Peter Thiel, Elon Musk, Jeff Bezos, Steve Jobs, Mark Zuckerberg, David Sacks, Marc Andreessen and Larry Page have all declared their admiration for Ayn Rand’s books, which they read at a young age and were inspired by and have since recommended. And what applies to the bosses, of course, also applies to the sub-nerds in Silicon Valley. Vanity Fair magazine even wrote that the long-deceased Ayn Rand is probably “the most influential figure in the industry.”
Elon Musk, who has often shared Rand quotes on social media, has said that he sees similarities between Howard Roark (from Rand’s book The Fountainhead) and John Galt (from Rand’s book Atlas Shrugged) and his own vision as an entrepreneur or ‘builder’, as Rand called his heroes.
And Steve Jobs from Apple has said that the hero of Atlas Shrugged has been one of his “guides in life”. In other words, here we have a key to understanding where the tech billionaires are taking us.

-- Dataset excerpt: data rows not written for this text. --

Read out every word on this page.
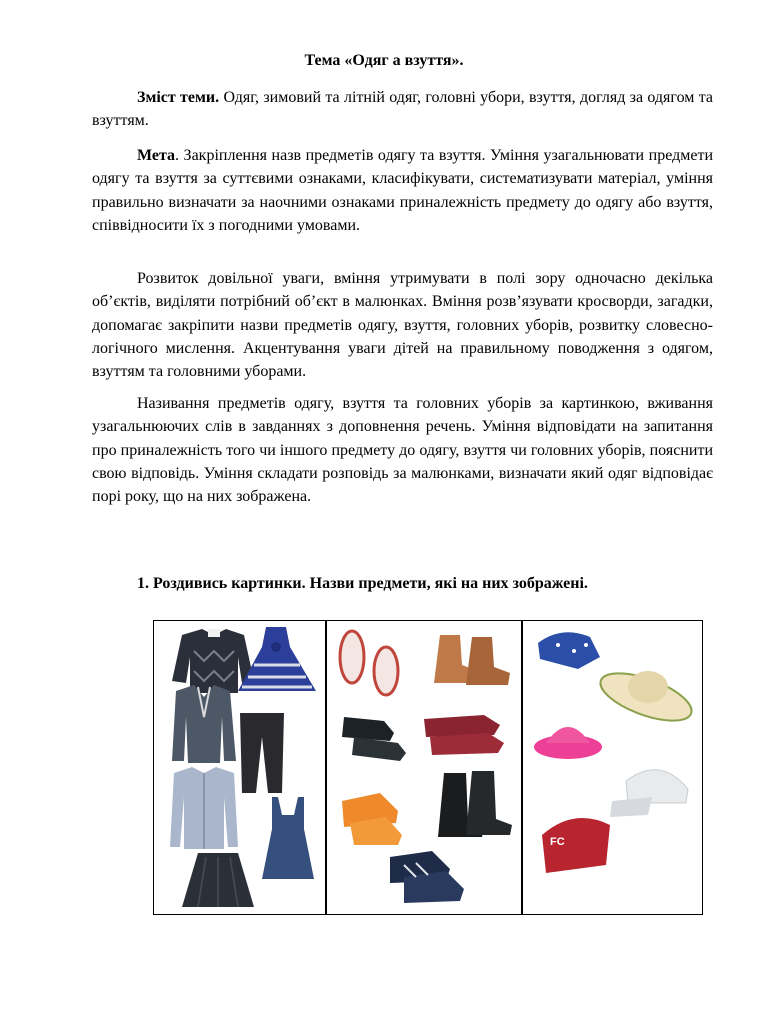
Тема «Одяг а взуття».

Зміст теми. Одяг, зимовий та літній одяг, головні убори, взуття, догляд за одягом та взуттям.

Мета. Закріплення назв предметів одягу та взуття. Уміння узагальнювати предмети одягу та взуття за суттєвими ознаками, класифікувати, систематизувати матеріал, уміння правильно визначати за наочними ознаками приналежність предмету до одягу або взуття, співвідносити їх з погодними умовами.

Розвиток довільної уваги, вміння утримувати в полі зору одночасно декілька об’єктів, виділяти потрібний об’єкт в малюнках. Вміння розв’язувати кросворди, загадки, допомагає закріпити назви предметів одягу, взуття, головних уборів, розвитку словесно-логічного мислення. Акцентування уваги дітей на правильному поводження з одягом, взуттям та головними уборами.

Називання предметів одягу, взуття та головних уборів за картинкою, вживання узагальнюючих слів в завданнях з доповнення речень. Уміння відповідати на запитання про приналежність того чи іншого предмету до одягу, взуття чи головних уборів, пояснити свою відповідь. Уміння складати розповідь за малюнками, визначати який одяг відповідає порі року, що на них зображена.

1. Роздивись картинки. Назви предмети, які на них зображені.
FC
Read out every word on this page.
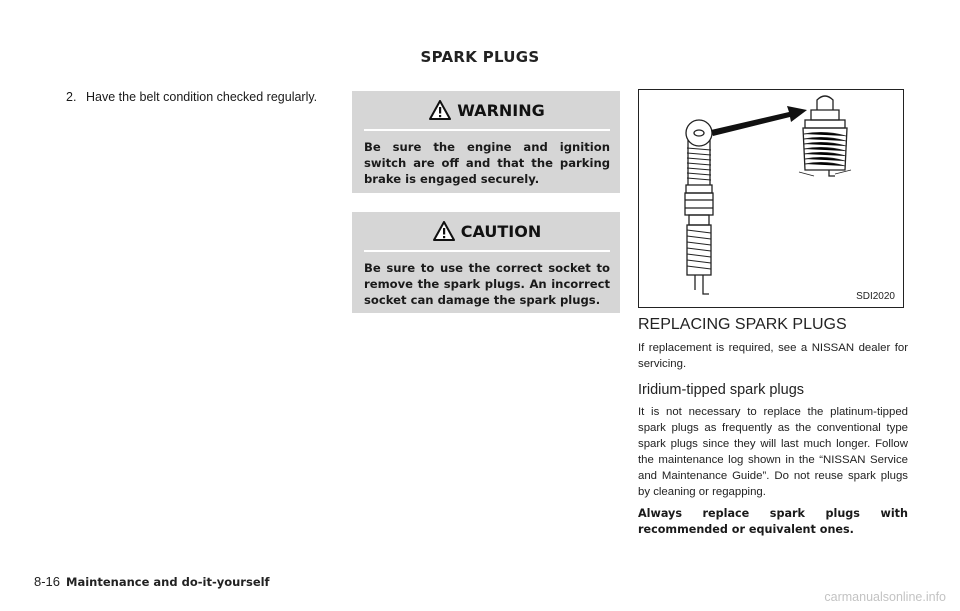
SPARK PLUGS
2. Have the belt condition checked regularly.
WARNING
Be sure the engine and ignition switch are off and that the parking brake is engaged securely.
CAUTION
Be sure to use the correct socket to remove the spark plugs. An incorrect socket can damage the spark plugs.	SDI2020
REPLACING SPARK PLUGS
If replacement is required, see a NISSAN dealer for servicing.
Iridium-tipped spark plugs
It is not necessary to replace the platinum-tipped spark plugs as frequently as the conventional type spark plugs since they will last much longer. Follow the maintenance log shown in the “NISSAN Service and Maintenance Guide”. Do not reuse spark plugs by cleaning or regapping.
Always replace spark plugs with recommended or equivalent ones.
8-16 Maintenance and do-it-yourself
carmanualsonline.info
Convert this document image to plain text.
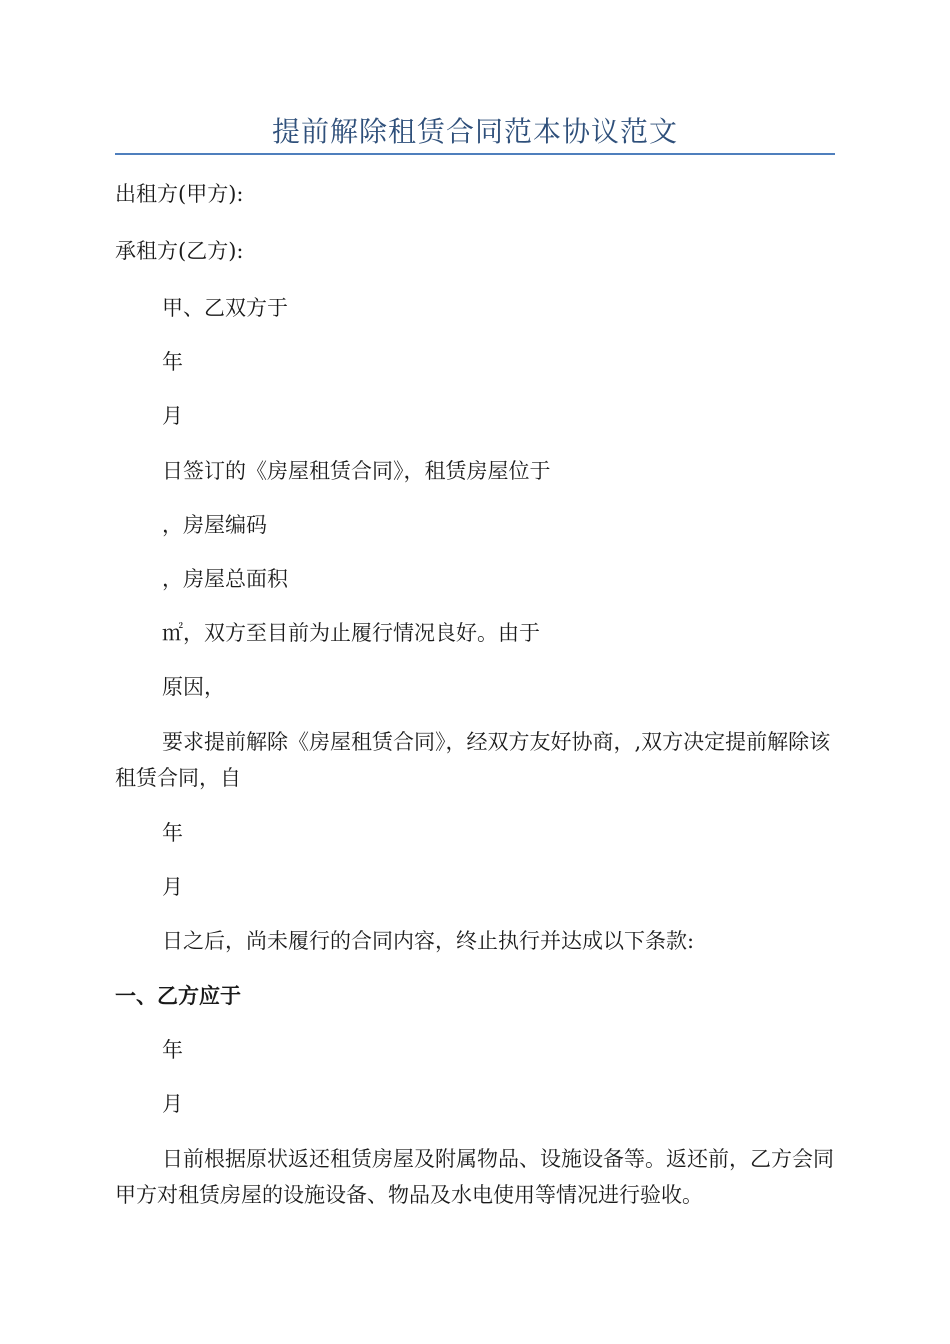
提前解除租赁合同范本协议范文
出租方(甲方):
承租方(乙方):
甲、乙双方于
年
月
日签订的《房屋租赁合同》，租赁房屋位于
，房屋编码
，房屋总面积
㎡，双方至目前为止履行情况良好。由于
原因，
要求提前解除《房屋租赁合同》，经双方友好协商，,双方决定提前解除该租赁合同，自
年
月
日之后，尚未履行的合同内容，终止执行并达成以下条款:
一、乙方应于
年
月
日前根据原状返还租赁房屋及附属物品、设施设备等。返还前，乙方会同甲方对租赁房屋的设施设备、物品及水电使用等情况进行验收。
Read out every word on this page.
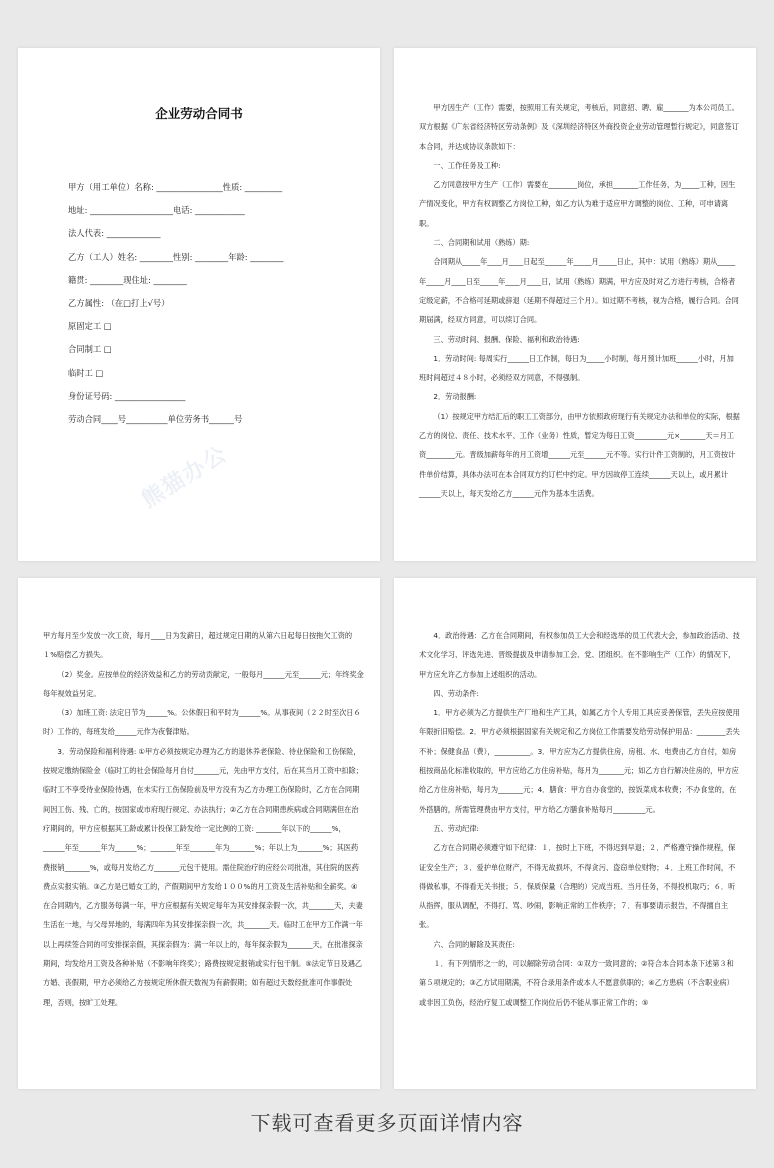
企业劳动合同书
甲方（用工单位）名称: ________________性质: _________
地址: ____________________电话: ____________
法人代表: _____________
乙方（工人）姓名: ________性别: ________年龄: ________
籍贯: ________现住址: ________
乙方属性: （在□打上√号）
原固定工 □
合同制工 □
临时工 □
身份证号码: _________________
劳动合同____号__________单位劳务书______号
熊猫办公

甲方因生产（工作）需要，按照用工有关规定，考核后，同意招、聘、雇_______为本公司员工。双方根据《广东省经济特区劳动条例》及《深圳经济特区外商投资企业劳动管理暂行规定》，同意签订本合同，并达成协议条款如下：

一、工作任务及工种:

乙方同意按甲方生产（工作）需要在________岗位，承担_______工作任务，为_____工种，因生产情况变化，甲方有权调整乙方岗位工种，如乙方认为难于适应甲方调整的岗位、工种，可申请离职。

二、合同期和试用（熟练）期:

合同期从_____年____月____日起至______年_____月_____日止，其中：试用（熟练）期从_____年_____月____日至_____年____月____日，试用（熟练）期满，甲方应及时对乙方进行考核，合格者定级定薪，不合格可延期或辞退（延期不得超过三个月）。如过期不考核，视为合格，履行合同。合同期届满，经双方同意，可以续订合同。

三、劳动时间、报酬、保险、福利和政治待遇:

1．劳动时间: 每周实行______日工作制，每日为_____小时制，每月预计加班______小时，月加班时间超过４８小时，必须经双方同意，不得强制。

2．劳动报酬:

（1）按规定甲方结汇后的职工工资部分，由甲方依照政府现行有关规定办法和单位的实际，根据乙方的岗位、责任、技术水平、工作（业务）性质，暂定为每日工资_________元×_______天＝月工资________元。晋级加薪每年的月工资增______元至______元不等。实行计件工资制的，月工资按计件单价结算，具体办法可在本合同双方约订栏中约定。甲方因故停工连续______天以上，或月累计______天以上，每天发给乙方______元作为基本生活费。

甲方每月至少发放一次工资，每月____日为发薪日，超过规定日期的从第六日起每日按拖欠工资的１%赔偿乙方损失。

（2）奖金。应按单位的经济效益和乙方的劳动贡献定，一般每月______元至______元；年终奖金每年视效益另定。

（3）加班工资: 法定日节为______%。公休假日和平时为______%。从事夜间（２２时至次日６时）工作的，每班发给______元作为夜餐津贴。

3．劳动保险和福利待遇: ①甲方必须按规定办理为乙方的退休养老保险、待业保险和工伤保险，按规定缴纳保险金（临时工的社会保险每月自付_______元，先由甲方支付，后在其当月工资中扣除；临时工不享受待业保险待遇，在未实行工伤保险前及甲方没有为乙方办理工伤保险时，乙方在合同期间因工伤、残、亡的，按国家或市府现行规定、办法执行；②乙方在合同期患疾病或合同期满但在治疗期间的，甲方应根据其工龄或累计投保工龄发给一定比例的工资: _______年以下的______%，______年至______年为______%；_______年至_______年为_______%；年以上为_______%；其医药费报销_______%，或每月发给乙方_______元包干使用。需住院治疗的应经公司批准，其住院的医药费点实报实销。③乙方是已婚女工的，产假期间甲方发给１００%的月工资及生活补贴和全薪奖。④在合同期内，乙方服务每满一年，甲方应根据有关规定每年为其安排探亲假一次，共_______天，夫妻生活在一地，与父母异地的，每满四年为其安排探亲假一次，共_______天。临时工在甲方工作满一年以上再续签合同的可安排探亲假，其探亲假为：满一年以上的，每年探亲假为_______天，在批准探亲期间，均发给月工资及各种补贴（不影响年终奖）；路费按规定报销或实行包干制。⑤法定节日及遇乙方婚、丧假期，甲方必须给乙方按规定所休假天数视为有薪假期；如有超过天数经批准可作事假处理，否则，按旷工处理。

4．政治待遇：乙方在合同期间，有权参加员工大会和经选举的员工代表大会，参加政治活动、技术文化学习、评选先进、晋级提拔及申请参加工会、党、团组织。在不影响生产（工作）的情况下，甲方应允许乙方参加上述组织的活动。

四、劳动条件:

1．甲方必须为乙方提供生产厂地和生产工具，如属乙方个人专用工具应妥善保管，丢失应按使用年限折旧赔偿。2．甲方必须根据国家有关规定和乙方岗位工作需要发给劳动保护用品：________丢失不补；保健食品（费），__________。3．甲方应为乙方提供住房，房租、水、电费由乙方自付，如房租按商品化标准收取的，甲方应给乙方住房补贴，每月为_______元；如乙方自行解决住房的，甲方应给乙方住房补贴，每月为_______元；4．膳食：甲方自办食堂的，按饭菜成本收费；不办食堂的，在外搭膳的，所需管理费由甲方支付，甲方给乙方膳食补贴每月_________元。

五、劳动纪律:

乙方在合同期必须遵守如下纪律：１．按时上下班，不得迟到早退；２．严格遵守操作规程，保证安全生产；３．爱护单位财产，不得无故损坏，不得贪污、盗窃单位财物；４．上班工作时间，不得做私事，不得看无关书报；５．保质保量（合理的）完成当班、当月任务，不得投机取巧；６．听从指挥，服从调配，不得打、骂、吵闹，影响正常的工作秩序；７．有事要请示报告，不得擅自主张。

六、合同的解除及其责任:

１．有下列情形之一的，可以解除劳动合同：①双方一致同意的；②符合本合同本条下述第３和第５项规定的；③乙方试用期满，不符合录用条件或本人不愿意供职的；④乙方患病（不含职业病）或非因工负伤，经治疗复工或调整工作岗位后仍不能从事正常工作的；⑤

下载可查看更多页面详情内容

Howard Roark, the hero of The Fountainhead from 1943, (Danish: Only the Strong Are Free), is an innovative architect whose progressive ideas are constantly frustrated by regulations, bureaucratic officials, unimaginative colleagues and mediocre collaborators. So when a developer violates Roark’s integrity and freedom as an architect and allows himself to make changes to his great visionary housing project for the working class poor, he blows up the whole thing with dynamite to the great joy of the readers and is subsequently acquitted in court, to the great satisfaction of the readers.
That was all that was missing.
The moral is clear:
Clear the way for bureaucracy, regulations, and the clutches of unimaginative mediocrity—with dynamite if necessary—and free the innovators from all restraints; only then will society flourish.
The philosophy is called libertarianism, and even without Howard Roark's example, most tech billionaires would probably be libertarians and insist that their tech companies be freed from all restraints and regulations.
Like fire, capitalism burns best when unleashed.

The tech giants' declared mortal enemy has been the EU Commission, which, led by Competition Commissioner Margrethe Vestager, has for 10 years filed one compensation case after another against Google, Apple, Microsoft, Amazon and Meta for illegal user registration, tax evasion and monopoly formation.
Margrethe's proudest moment was when she was able to send Apple a bill for 100 billion kroner, but after numerous law firms and lobbyists had been by, it was of course annulled by the EU Court of Justice due to lack of sufficient evidence.
But the Commission learned from Vestager's failure and fought back hard by adopting the EU's Digital Markets Act in 2024, which makes it illegal for tech giants to exploit their monopoly position, and the Digital Services Act, which is intended to ensure a safe online environment for consumers and businesses in the EU and, through clear rules, requires tech giants to ensure that EU citizens are not exposed to content, hate speech and disinformation via their platforms and social media.
For good measure, an AI Regulation was adopted at the same time, which is the world's first legislation on artificial intelligence. The regulation, which will enter into force next year, is intended to ensure that AI systems are safe, ethical and reliable before they are unleashed in the European community, and that of course did not make things better.
Clasped and challenged on his freedom by petty bureaucrats in this malignant way, Rand's freedom hero Howard Roark would have reached for his sticks of dynamite, and so did our tech billionaires.
Although most had previously belonged to the losing president's Democratic camp, they quickly rallied behind newly elected Donald Trump, who himself said in an interview that he identified with Howard Roark, whom he called a hero. So the day after his inauguration, Trump declared war on the EU in a memorandum that promised tough punitive tariffs against countries that hindered the global competitiveness of American corporations.
The American tech sector was specifically mentioned as a victim of "overseas blackmail and unfair fines and penalties." And when Vice President Vance was able to lecture Commission President Ursula von der Leyen at an international meeting that European laws were "burdensome international rules" that stifled innovation and created unnecessary obstacles for large American corporations, Howard Roark would have nodded proudly.